De acordo com a PBH, as obras na B5 começaram no final do ano passado e devem ser concluídas no meio de 2024. "Já foram feitas toda a supressão vegetal do local, remoção de posteamento e escavação de 50% do volume de armazenamento da bacia. Atualmente os serviços se concentram na canalização e emboque do Córrego Itambé, na fundação do Barramento da Bacia B5 e na continuidade da escavação do reservatório da mesma", escreveu o Executivo em nota. Estão sendo investidos R$66 milhões no empreendimento.

História longa 

As bacias do córrego Ferrugem são assunto há pelo menos uma década. O projeto se iniciou, na verdade, em 2009, logo após a virada de ano. “Houve uma grande enchente. A Vila Itaú ficou toda embaixo d'água, o entorno do Arrudas foi totalmente inundado”, lembra o coordenador Ferreira. O desastre matou três pessoas e destruiu carros e casas. “A partir daí, começou-se a pensar em um recurso para a implantação de bacias e em um projeto de requalificação ambiental do córrego Ferrugem”, continua.
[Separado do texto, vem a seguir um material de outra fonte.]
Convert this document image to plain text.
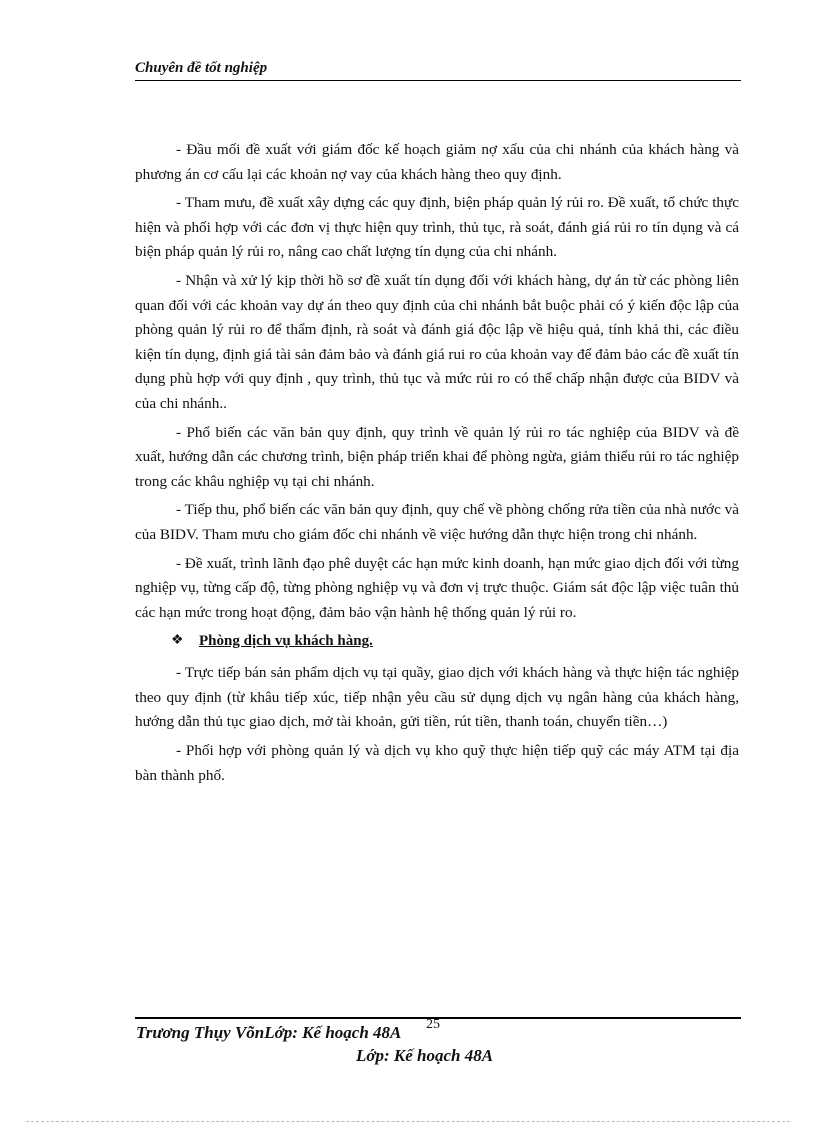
Chuyên đề tốt nghiệp

- Đầu mối đề xuất với giám đốc kế hoạch giảm nợ xấu của chi nhánh của khách hàng và phương án cơ cấu lại các khoản nợ vay của khách hàng theo quy định.

- Tham mưu, đề xuất xây dựng các quy định, biện pháp quản lý rủi ro. Đề xuất, tổ chức thực hiện và phối hợp với các đơn vị thực hiện quy trình, thủ tục, rà soát, đánh giá rủi ro tín dụng và cá biện pháp quản lý rủi ro, nâng cao chất lượng tín dụng của chi nhánh.

- Nhận và xử lý kịp thời hồ sơ đề xuất tín dụng đối với khách hàng, dự án từ các phòng liên quan đối với các khoản vay dự án theo quy định của chi nhánh bắt buộc phải có ý kiến độc lập của phòng quản lý rủi ro để thẩm định, rà soát và đánh giá độc lập về hiệu quả, tính khả thi, các điều kiện tín dụng, định giá tài sản đảm bảo và đánh giá rui ro của khoản vay để đảm bảo các đề xuất tín dụng phù hợp với quy định , quy trình, thủ tục và mức rủi ro có thể chấp nhận được của BIDV và của chi nhánh..

- Phổ biến các văn bản quy định, quy trình về quản lý rủi ro tác nghiệp của BIDV và đề xuất, hướng dẫn các chương trình, biện pháp triển khai để phòng ngừa, giảm thiểu rủi ro tác nghiệp trong các khâu nghiệp vụ tại chi nhánh.

- Tiếp thu, phổ biến các văn bản quy định, quy chế về phòng chống rửa tiền của nhà nước và của BIDV. Tham mưu cho giám đốc chi nhánh về việc hướng dẫn thực hiện trong chi nhánh.

- Đề xuất, trình lãnh đạo phê duyệt các hạn mức kinh doanh, hạn mức giao dịch đối với từng nghiệp vụ, từng cấp độ, từng phòng nghiệp vụ và đơn vị trực thuộc. Giám sát độc lập việc tuân thủ các hạn mức trong hoạt động, đảm bảo vận hành hệ thống quản lý rủi ro.

❖ Phòng dịch vụ khách hàng.

- Trực tiếp bán sản phẩm dịch vụ tại quầy, giao dịch với khách hàng và thực hiện tác nghiệp theo quy định (từ khâu tiếp xúc, tiếp nhận yêu cầu sử dụng dịch vụ ngân hàng của khách hàng, hướng dẫn thủ tục giao dịch, mở tài khoản, gửi tiền, rút tiền, thanh toán, chuyển tiền…)

- Phối hợp với phòng quản lý và dịch vụ kho quỹ thực hiện tiếp quỹ các máy ATM tại địa bàn thành phố.

Trương Thụy VõnLớp: Kế hoạch 48A 25
Lớp: Kế hoạch 48A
Os projetos passaram por arranjo e licitação, até que, em 2013, se iniciaram. Na época, era outro programa, conveniado com a Companhia de Saneamento de Minas Gerais (Copasa). Mas, não foi para frente. “Não houve sequência. O reassentamento continuou, com muita dificuldade. Em 2015, não havia verba possível para arcar com o projeto. Só então, no final de 2022, que foi confirmado o recurso da Vale”, conta o coordenador.